There's only so much they can do for users behind their backs, and a lot of that is undesirable unless you trust the company to be benevolent; local classifiers popping up recommendations could, however, help users help themselves.

You can easily inform the end user, so the conversation is transparent and the victim is giving implicit, informed consent.

"NOTICE: The user appears to be in XXX, Nigeria. The User's hometown and usual IP is XXX , USA. Beware of scams or impersonations by people hijacking your friend's accounts"

But Social media companies would never do this because it would destroy their so called "brand-trust"

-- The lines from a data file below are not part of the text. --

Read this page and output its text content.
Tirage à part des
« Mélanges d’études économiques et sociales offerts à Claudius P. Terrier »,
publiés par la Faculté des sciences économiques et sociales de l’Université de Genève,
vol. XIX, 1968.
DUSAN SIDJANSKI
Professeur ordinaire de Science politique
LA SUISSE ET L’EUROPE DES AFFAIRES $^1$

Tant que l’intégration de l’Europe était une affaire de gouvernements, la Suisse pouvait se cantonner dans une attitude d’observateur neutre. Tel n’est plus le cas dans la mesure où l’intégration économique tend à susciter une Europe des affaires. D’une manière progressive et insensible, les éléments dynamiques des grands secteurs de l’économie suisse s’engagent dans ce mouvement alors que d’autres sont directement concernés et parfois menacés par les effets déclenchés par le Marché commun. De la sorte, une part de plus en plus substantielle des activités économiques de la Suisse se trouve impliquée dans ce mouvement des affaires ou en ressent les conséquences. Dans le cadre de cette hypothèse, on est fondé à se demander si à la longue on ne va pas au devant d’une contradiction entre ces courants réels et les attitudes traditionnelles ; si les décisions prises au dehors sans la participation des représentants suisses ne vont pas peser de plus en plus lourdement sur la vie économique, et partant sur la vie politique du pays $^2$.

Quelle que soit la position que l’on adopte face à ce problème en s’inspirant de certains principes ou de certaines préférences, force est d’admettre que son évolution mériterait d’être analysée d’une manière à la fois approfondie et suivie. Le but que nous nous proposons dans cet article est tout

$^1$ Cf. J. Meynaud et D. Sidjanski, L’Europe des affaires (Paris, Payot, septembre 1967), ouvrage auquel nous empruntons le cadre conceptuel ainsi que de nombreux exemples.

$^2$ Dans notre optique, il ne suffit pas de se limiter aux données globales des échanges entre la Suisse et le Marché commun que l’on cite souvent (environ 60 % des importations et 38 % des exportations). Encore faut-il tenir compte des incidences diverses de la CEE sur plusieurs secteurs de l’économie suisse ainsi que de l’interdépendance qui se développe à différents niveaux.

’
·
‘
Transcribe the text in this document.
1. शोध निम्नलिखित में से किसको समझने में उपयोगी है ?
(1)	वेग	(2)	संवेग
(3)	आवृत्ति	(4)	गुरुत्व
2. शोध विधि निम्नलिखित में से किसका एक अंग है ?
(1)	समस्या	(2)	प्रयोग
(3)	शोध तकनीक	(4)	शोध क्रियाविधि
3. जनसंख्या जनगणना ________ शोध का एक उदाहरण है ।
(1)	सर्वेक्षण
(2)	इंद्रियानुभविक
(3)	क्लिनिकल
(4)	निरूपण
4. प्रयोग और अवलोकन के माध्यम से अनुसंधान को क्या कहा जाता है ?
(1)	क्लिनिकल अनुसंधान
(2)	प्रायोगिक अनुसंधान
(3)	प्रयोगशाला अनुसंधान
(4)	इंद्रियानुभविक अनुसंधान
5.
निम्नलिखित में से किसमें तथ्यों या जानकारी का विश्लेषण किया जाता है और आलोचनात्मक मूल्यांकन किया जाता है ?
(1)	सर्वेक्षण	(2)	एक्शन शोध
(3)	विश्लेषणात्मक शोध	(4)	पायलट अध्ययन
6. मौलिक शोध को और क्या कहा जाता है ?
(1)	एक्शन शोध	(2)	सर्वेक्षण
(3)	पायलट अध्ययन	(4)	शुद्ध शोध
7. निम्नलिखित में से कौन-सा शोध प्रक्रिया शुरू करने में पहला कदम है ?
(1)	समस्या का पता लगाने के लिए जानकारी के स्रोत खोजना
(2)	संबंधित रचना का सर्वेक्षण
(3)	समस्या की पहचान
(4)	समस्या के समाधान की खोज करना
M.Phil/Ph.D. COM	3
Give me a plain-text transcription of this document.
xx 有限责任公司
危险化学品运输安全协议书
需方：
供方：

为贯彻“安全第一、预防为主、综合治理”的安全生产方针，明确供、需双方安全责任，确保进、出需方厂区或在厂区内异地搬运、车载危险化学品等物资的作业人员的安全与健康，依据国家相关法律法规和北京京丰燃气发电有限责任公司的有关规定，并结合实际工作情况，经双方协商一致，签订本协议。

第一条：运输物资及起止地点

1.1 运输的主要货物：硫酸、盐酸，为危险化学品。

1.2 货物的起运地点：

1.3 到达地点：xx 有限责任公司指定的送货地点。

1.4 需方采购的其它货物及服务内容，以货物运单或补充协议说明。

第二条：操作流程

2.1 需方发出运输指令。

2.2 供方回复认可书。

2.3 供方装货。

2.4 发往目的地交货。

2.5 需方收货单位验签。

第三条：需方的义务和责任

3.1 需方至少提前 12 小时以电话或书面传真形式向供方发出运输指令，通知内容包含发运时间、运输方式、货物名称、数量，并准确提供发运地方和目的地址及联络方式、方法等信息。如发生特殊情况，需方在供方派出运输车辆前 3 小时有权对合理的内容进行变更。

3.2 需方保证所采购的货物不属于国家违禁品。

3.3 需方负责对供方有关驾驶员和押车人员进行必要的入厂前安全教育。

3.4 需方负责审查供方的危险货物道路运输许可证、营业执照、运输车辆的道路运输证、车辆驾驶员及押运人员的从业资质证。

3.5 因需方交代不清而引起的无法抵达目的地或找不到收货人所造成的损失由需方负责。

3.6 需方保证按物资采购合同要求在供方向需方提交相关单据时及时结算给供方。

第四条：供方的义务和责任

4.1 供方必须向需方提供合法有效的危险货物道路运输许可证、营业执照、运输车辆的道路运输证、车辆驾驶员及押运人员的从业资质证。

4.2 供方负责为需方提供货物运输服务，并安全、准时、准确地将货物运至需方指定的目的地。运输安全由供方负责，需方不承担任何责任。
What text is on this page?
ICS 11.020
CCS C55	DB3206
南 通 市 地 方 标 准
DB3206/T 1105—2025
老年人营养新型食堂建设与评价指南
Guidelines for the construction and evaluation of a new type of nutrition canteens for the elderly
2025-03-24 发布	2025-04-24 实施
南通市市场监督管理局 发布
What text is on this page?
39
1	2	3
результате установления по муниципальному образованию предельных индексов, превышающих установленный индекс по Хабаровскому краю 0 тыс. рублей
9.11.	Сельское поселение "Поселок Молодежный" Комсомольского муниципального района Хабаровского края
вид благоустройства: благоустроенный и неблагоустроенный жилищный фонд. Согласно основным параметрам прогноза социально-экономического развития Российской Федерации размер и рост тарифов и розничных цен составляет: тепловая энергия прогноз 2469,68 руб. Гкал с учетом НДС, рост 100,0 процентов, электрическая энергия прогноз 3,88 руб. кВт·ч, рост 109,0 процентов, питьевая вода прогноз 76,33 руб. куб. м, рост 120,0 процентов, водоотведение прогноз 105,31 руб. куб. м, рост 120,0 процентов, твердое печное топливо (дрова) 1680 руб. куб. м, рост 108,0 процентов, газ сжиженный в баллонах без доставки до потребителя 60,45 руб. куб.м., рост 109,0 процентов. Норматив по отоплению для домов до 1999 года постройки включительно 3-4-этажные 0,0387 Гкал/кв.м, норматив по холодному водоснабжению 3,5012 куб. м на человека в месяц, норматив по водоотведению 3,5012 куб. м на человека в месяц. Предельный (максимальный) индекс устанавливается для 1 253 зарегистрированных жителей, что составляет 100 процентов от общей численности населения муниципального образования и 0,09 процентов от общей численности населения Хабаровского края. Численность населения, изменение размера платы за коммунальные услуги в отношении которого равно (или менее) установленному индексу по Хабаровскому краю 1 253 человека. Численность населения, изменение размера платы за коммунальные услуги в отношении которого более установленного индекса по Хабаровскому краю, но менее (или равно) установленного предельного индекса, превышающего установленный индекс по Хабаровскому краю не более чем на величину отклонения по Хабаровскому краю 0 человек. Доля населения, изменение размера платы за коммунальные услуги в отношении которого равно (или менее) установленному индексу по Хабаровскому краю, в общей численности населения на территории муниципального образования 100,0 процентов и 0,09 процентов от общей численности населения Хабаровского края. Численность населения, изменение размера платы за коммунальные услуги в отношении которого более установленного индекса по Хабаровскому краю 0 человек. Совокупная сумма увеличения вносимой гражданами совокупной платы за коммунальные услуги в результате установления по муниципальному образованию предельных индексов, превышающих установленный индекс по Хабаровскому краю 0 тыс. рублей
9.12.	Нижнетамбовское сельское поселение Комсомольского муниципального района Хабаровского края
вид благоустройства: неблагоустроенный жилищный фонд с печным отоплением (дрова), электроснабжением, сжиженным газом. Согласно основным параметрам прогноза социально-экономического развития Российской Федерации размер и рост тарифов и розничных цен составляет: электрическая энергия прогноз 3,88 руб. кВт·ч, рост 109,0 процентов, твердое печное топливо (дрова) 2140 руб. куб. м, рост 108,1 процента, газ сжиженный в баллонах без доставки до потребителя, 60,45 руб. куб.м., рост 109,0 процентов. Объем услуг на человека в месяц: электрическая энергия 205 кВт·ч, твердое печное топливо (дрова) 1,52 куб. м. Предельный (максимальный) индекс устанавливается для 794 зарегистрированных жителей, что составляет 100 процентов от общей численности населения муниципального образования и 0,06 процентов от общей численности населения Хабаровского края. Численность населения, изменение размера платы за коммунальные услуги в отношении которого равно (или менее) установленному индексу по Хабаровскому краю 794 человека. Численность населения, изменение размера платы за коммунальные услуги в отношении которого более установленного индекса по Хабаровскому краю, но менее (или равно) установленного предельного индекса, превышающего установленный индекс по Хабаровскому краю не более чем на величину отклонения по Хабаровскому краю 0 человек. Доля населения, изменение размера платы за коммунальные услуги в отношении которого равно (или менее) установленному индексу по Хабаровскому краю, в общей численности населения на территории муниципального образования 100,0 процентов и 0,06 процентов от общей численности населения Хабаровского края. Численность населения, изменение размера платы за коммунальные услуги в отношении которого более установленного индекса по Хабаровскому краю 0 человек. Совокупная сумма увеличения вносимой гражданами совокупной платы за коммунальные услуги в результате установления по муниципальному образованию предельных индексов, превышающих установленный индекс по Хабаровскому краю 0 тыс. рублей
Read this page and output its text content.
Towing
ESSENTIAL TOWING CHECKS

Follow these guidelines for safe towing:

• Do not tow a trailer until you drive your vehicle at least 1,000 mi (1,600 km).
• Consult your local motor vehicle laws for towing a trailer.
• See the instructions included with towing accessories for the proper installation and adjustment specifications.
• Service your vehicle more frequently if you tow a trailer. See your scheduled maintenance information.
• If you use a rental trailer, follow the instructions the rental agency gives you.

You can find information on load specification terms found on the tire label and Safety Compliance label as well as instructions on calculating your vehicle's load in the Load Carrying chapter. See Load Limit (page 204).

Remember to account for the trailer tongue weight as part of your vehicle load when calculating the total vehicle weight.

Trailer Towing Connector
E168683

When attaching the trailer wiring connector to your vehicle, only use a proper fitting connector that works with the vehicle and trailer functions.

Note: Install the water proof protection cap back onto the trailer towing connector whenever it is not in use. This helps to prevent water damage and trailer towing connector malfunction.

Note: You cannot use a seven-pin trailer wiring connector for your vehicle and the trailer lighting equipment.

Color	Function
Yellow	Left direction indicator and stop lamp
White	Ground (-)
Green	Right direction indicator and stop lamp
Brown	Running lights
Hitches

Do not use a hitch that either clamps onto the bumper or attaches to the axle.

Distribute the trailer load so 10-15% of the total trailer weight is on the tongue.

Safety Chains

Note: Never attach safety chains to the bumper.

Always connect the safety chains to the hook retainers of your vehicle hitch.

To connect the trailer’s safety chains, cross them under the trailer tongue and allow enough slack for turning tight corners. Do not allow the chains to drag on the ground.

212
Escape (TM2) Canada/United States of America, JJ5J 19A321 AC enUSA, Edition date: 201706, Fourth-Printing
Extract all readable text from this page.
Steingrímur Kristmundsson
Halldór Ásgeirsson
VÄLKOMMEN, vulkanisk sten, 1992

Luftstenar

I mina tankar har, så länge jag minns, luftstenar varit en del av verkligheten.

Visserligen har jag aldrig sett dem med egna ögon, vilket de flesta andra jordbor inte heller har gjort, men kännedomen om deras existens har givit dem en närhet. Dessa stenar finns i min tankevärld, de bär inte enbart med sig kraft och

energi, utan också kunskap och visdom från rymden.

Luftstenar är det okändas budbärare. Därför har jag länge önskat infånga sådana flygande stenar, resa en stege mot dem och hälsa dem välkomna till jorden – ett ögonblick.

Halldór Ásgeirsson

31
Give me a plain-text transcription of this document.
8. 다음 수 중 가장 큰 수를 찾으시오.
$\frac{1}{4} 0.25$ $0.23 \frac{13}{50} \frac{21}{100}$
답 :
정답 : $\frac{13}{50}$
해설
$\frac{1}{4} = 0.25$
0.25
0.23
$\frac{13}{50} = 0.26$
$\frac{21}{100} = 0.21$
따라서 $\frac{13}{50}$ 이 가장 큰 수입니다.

Agreed on this being a basic first step, although any scammer of any value would just get a VPN.

Another user noted that OnlyFans is analyzing text and bans anyone saying anything approaching blackmail.

Odd (but maybe not odd at all) to think that OnlyFans might be the leader on this.

I agree. Yet, I assume professionals (with VPN) would definitely attract more law enforcement action due to size of transfers.

But if you can prevent script kiddies, why not? The current barrier to entry is so damn low. Paying VPN is indeed a barrier to entry.

I work for IPinfo, where we provide a VPN detection service. Some people think that our VPN detection service restricts access to various services through a VPN. However, if someone is paying for their internet and then chooses to pay an additional $15-$20 a month for a VPN service, it is likely to be a source of good traffic.

From the point of Facebook, I think they use SMS verification and their app also requires location permission. Facebook is pretty good at preventing bad signups. What they need to do is invest that effort in keeping their user base safe.

There are databases sold by the likes of Maxmind to identify a lot of the common VPNs so this could also be detected. Of course it's a game of cat and mouse but still better than nothing.
Facebook does monitor - and sell - all user data.

You don’t get to say “we will read your messages to sell ads, we will straight up sell your message history to other companies, but no we can’t do anything to protect users from trivially detectable scams.

That's really stretching the definition of sell.

They used to actually sell your days to select groups.

Now they sell advertiser ads based on your data but the advertiser does not get to see said data.

It sounds to me and others like they literally sold people's messages to netflix: https://www.foxbusiness.com/technology/facebook-let-netflix-...
> Are they supposed to monitor the content of the chats? Some would call that eavesdropping.

I rather assumed they already did monitor chat, in order to target adverts, A/B test, handle abuse reports, filter spam, etc.

Even if FB says it has "end to end encryption", I can't fully believe them due to the political pressure under the banner "terrorism/kids get hurt" is immense regardless of us here regarding that as thought terminating cliché from the intelligence agencies.